In Gerlingen gehört das Erinnern an die Opfer des Nationalsozialismus fest zur Stadtkultur. Ein besonderer Ort dieses Gedenkens, der auf Initiative des 7. Gerlinger Jugendgemeinderats (2007 - 2009) entstand, ist der Stolperstein für Johanna Schweizer vor dem Stadtmuseum. Er erinnert an eine Gerlinger Mitbürgerin, die 1940 in der Tötungsanstalt Grafeneck auf der Schwäbischen Alb ermordet wurde.
Ein Kurs des Gerlinger Gymnasiums fuhr im selben Jahr als Zeichen der Mahnung mit Fahrrädern eine „Spur der Erinnerung“ bis in die Dorotheenstraße nach Stuttgart, wo heute im Hotel Silber, dem ehemaligen Gestapo-Hauptquartier der Stadt, ein zentraler Erinnerungsort eingerichtet ist.

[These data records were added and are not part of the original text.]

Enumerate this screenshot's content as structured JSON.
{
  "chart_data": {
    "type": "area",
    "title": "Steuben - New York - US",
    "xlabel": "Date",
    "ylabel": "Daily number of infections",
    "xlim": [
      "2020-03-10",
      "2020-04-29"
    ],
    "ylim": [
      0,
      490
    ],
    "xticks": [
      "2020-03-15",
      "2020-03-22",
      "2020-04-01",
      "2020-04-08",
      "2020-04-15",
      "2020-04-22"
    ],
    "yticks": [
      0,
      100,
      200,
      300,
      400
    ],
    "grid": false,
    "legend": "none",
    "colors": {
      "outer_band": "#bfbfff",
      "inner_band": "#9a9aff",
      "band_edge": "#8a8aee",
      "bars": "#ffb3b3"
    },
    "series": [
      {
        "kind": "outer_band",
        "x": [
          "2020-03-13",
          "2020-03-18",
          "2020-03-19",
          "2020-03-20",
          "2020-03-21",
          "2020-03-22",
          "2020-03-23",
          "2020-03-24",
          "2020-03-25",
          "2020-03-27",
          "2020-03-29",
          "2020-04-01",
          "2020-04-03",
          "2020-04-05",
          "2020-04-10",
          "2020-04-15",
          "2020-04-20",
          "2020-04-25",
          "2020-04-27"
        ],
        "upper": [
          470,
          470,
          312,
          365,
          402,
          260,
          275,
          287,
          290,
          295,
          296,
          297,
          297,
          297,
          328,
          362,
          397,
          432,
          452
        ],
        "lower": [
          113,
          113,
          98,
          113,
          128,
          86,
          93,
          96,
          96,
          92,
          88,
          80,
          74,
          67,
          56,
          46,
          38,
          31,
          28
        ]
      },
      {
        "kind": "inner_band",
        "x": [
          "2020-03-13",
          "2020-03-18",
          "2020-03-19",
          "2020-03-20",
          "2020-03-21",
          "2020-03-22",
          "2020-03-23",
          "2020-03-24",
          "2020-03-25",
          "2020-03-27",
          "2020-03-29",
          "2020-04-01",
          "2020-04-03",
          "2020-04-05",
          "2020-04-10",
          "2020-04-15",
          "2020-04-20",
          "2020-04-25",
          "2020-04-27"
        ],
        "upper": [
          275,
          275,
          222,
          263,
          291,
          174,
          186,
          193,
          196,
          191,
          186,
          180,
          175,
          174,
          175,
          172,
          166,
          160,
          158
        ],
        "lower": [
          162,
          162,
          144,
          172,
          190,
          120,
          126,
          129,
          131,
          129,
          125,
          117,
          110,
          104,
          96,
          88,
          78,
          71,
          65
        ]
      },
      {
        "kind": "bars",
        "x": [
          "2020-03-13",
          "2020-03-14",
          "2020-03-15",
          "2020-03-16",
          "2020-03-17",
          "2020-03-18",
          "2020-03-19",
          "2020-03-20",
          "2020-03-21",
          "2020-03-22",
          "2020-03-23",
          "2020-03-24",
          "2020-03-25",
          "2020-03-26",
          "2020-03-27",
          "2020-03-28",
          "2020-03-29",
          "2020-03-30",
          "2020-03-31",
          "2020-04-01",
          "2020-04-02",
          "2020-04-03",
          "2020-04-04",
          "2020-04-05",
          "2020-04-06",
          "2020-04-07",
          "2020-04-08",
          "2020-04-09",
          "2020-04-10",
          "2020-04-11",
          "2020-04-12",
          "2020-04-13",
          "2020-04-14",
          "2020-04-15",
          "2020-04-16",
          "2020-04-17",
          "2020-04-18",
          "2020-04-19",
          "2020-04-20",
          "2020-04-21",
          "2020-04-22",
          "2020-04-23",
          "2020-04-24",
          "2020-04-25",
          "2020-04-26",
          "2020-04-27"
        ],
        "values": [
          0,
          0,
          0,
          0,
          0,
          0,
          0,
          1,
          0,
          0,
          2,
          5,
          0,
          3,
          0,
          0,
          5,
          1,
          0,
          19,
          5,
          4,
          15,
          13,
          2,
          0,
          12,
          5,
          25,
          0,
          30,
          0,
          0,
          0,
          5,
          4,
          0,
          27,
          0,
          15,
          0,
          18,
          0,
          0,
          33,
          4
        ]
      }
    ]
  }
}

Dieser Gerlinger Tradition der Erinnerung haben wir uns dieses Jahr mit zahlreichen Mitgliedern und Gästen angeschlossen und eine Sonderführung der Ausstellung „Polizei, Gestapo und Verfolgung“ besucht.
Foto: Udo HielscherDas Ziel der Ausstellung ist, aus Geschichte zu lernen, wie aus etwas Alltäglichem ein Instrument der Diktatur wurde. Wie in einem normalen Büro läuft man über den zentralen Flur an Schreibtischen vorbei. Jeder dieser Tische war ein Arbeitsplatz und ein Tatort. Die Gestapo entstand als politische Polizei, v. a. gegen die KPD. Gut ausgebildete Juristen und Polizisten wurden durch parteitreue Nationalsozialisten ersetzt. Ab 1933 wurden Menschen jüdischen Glaubens aus der Gesellschaft eliminiert. Mit der Reichspogromnacht begann die Eskalation, auch in Stuttgart.
Im Hotel Silber wurden Deportationen aus Württemberg in Vernichtungslager organisiert. Es ging von Stuttgart mit dem Zug direkt nach Auschwitz, immer in Begleitung von Stuttgarter Polizeibeamten.
Die Ausstellung ist zugleich sehr beeindruckend und sehr bedrückend. Es wird unsere Geschichte sichtbar, Stuttgarter und Gerlinger Geschichte. Wir haben als Auftrag mitgenommen, dass wir unsere Demokratie stärken und verteidigen müssen. Jetzt. Um das Gehörte und Gesehene gut einzuordnen, sind wir im Anschluss ins Restaurant Amadeus eingekehrt.